# 89 Max fuel problem?!?!



## 89maxman (Apr 18, 2004)

Hey all,

Im lookin at an 89 maxima that a guy is gonna give me for FREE. However...he says its not runnin. Says that the engine will flood itself out unless he holds the accelerator at like 3000 RPM. Im just wondering how expensive fuel injection related parts are for these cars, and also any ideas or past problems anyone may have had like this one. Any help would be MUCH appretiated. Thanks!


----------



## Longpole938 (Mar 10, 2004)

89maxman said:


> Hey all,
> 
> Im lookin at an 89 maxima that a guy is gonna give me for FREE. However...he says its not runnin. Says that the engine will flood itself out unless he holds the accelerator at like 3000 RPM. Im just wondering how expensive fuel injection related parts are for these cars, and also any ideas or past problems anyone may have had like this one. Any help would be MUCH appretiated. Thanks!




ive heard that injectors go for around $70 a peice. thats just what i heard from a friend of mine who works as a mechanic... he told me that they eat threw injectors too. but hey, for a free car thats not too bad


----------



## 89maxman (Apr 18, 2004)

Longpole938 said:


> ive heard that injectors go for around $70 a peice. thats just what i heard from a friend of mine who works as a mechanic... he told me that they eat threw injectors too. but hey, for a free car thats not too bad




thanks man, 70 isnt too bad, if the injectors are even the problem. It seems like something computer related though if the engine is gettin so much fuel it is flooding out. I will try to check the injectors..Thanks for the input though, much appretiated.


----------



## Ruben (Oct 15, 2002)

If you can find a nissan mechanic with a Consult II, they can find out which injector is bad without yanking them all. It will save you a little time and money.


----------



## gschall (Apr 23, 2004)

*most likely is noy injectors just a sensor or failing mass air sensor*



89maxman said:


> Hey all,
> 
> Im lookin at an 89 maxima that a guy is gonna give me for FREE. However...he says its not runnin. Says that the engine will flood itself out unless he holds the accelerator at like 3000 RPM. Im just wondering how expensive fuel injection related parts are for these cars, and also any ideas or past problems anyone may have had like this one. Any help would be MUCH appretiated. Thanks!

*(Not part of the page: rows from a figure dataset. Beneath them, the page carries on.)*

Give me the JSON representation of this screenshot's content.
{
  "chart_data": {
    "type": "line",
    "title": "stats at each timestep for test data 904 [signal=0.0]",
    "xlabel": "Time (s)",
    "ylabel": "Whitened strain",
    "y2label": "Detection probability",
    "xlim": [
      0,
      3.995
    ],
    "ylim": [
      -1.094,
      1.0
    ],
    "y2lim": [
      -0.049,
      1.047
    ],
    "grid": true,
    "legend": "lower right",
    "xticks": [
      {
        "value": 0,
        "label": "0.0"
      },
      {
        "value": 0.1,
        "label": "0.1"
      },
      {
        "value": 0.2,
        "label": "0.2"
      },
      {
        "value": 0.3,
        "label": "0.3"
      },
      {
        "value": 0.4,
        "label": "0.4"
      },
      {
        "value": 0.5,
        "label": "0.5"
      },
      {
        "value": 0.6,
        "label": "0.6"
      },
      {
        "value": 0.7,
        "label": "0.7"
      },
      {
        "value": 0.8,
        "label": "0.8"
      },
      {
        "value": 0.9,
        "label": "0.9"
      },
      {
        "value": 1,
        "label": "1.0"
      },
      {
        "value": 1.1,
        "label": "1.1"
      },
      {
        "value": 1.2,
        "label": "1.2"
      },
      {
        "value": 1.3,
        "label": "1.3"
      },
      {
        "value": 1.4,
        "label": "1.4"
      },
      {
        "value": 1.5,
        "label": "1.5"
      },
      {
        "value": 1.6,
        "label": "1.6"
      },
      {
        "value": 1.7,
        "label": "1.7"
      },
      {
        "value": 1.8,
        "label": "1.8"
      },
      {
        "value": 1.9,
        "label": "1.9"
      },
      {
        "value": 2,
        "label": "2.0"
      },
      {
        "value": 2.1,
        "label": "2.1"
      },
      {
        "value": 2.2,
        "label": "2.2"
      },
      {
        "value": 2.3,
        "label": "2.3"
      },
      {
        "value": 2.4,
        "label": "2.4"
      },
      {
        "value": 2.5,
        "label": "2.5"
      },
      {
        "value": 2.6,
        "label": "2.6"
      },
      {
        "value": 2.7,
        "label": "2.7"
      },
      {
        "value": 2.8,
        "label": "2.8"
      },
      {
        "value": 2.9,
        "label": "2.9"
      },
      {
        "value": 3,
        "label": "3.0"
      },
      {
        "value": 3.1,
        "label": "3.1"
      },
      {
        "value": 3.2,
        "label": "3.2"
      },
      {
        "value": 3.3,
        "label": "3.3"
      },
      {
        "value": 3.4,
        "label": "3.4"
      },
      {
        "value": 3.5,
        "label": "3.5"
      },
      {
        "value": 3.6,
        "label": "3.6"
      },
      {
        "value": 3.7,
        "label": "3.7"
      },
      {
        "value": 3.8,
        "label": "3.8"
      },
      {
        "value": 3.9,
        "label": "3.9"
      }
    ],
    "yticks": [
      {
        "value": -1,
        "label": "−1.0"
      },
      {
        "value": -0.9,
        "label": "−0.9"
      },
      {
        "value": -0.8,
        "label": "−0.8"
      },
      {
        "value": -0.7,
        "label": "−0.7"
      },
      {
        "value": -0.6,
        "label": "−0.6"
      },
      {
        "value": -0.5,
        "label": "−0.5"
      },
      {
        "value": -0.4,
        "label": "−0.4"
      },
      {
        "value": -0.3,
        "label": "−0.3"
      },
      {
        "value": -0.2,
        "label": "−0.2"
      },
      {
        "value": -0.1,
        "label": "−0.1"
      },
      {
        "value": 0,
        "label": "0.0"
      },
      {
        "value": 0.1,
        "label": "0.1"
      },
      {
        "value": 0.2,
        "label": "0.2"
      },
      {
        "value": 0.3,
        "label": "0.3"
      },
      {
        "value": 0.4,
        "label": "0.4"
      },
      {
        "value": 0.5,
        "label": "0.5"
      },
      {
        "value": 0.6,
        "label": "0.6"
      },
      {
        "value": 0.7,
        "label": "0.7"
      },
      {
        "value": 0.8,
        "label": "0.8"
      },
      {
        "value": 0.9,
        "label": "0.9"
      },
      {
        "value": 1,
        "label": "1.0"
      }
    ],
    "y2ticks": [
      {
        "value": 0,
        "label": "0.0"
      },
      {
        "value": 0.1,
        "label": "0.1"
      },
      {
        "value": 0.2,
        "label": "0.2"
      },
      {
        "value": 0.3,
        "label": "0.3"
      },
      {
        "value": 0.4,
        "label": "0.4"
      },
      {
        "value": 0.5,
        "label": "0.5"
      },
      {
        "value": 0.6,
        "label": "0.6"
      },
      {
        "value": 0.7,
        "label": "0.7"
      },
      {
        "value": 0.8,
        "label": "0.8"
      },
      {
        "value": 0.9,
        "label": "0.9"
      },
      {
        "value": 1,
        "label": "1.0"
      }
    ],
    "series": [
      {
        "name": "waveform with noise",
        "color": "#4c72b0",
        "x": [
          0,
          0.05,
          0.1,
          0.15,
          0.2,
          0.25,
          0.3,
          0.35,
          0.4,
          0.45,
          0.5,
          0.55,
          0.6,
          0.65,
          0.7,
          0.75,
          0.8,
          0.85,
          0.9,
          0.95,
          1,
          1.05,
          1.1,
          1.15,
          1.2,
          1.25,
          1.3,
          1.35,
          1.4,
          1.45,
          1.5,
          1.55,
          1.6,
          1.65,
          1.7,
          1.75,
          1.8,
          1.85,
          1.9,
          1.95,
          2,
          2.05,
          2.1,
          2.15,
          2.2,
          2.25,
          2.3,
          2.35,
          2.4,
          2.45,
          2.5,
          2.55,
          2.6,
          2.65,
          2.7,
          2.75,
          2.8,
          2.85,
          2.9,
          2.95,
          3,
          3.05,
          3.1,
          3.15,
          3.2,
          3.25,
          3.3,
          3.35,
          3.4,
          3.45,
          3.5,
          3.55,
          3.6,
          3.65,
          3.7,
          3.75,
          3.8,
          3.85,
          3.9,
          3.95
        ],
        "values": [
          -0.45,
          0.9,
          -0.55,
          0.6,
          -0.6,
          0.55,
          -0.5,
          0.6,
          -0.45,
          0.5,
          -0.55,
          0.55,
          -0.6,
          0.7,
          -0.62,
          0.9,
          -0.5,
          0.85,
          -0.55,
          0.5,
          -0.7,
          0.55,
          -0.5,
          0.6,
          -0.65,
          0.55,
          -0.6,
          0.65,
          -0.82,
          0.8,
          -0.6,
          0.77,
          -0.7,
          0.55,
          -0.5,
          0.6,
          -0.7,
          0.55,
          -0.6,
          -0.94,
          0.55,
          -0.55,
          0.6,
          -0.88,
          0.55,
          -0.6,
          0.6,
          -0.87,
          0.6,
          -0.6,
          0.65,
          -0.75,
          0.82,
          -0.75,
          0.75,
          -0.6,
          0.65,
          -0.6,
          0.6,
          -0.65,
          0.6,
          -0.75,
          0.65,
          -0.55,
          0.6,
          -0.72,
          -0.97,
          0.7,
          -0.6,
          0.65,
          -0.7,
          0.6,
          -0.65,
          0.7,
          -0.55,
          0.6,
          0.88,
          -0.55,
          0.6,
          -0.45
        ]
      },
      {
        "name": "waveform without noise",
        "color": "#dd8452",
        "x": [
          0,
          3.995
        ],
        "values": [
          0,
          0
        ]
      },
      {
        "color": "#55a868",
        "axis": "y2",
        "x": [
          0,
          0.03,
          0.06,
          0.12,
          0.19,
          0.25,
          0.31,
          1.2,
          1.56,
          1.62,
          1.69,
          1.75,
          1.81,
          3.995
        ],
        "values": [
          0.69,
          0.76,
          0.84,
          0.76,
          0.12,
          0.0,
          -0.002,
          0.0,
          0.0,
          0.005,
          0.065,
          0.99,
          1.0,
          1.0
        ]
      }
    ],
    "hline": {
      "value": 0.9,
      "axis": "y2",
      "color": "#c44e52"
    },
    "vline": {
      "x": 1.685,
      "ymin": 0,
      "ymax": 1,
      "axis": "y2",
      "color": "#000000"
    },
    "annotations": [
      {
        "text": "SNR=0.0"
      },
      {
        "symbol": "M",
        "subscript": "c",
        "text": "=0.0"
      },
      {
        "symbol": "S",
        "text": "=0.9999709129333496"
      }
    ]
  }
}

there are many sensors that can cause this problem aside from injectors, but the injectors have been none to go bad.


----------



## schebs240 (Apr 13, 2004)

We'll there 70 each X 6 plus if you need a rail god forbid yours gets bent.

Then if thats not it, u may have to replace a fuel pump?

Sensors?

god only knows take it for free give it to a mechanic and see what he says. then repair it yourself.


----------



## RocketRodent (Jun 21, 2004)

It sounds like the fuel pressure regulator. When the One on my Z went out, it did that exact thing. FPR are about $200 new.


----------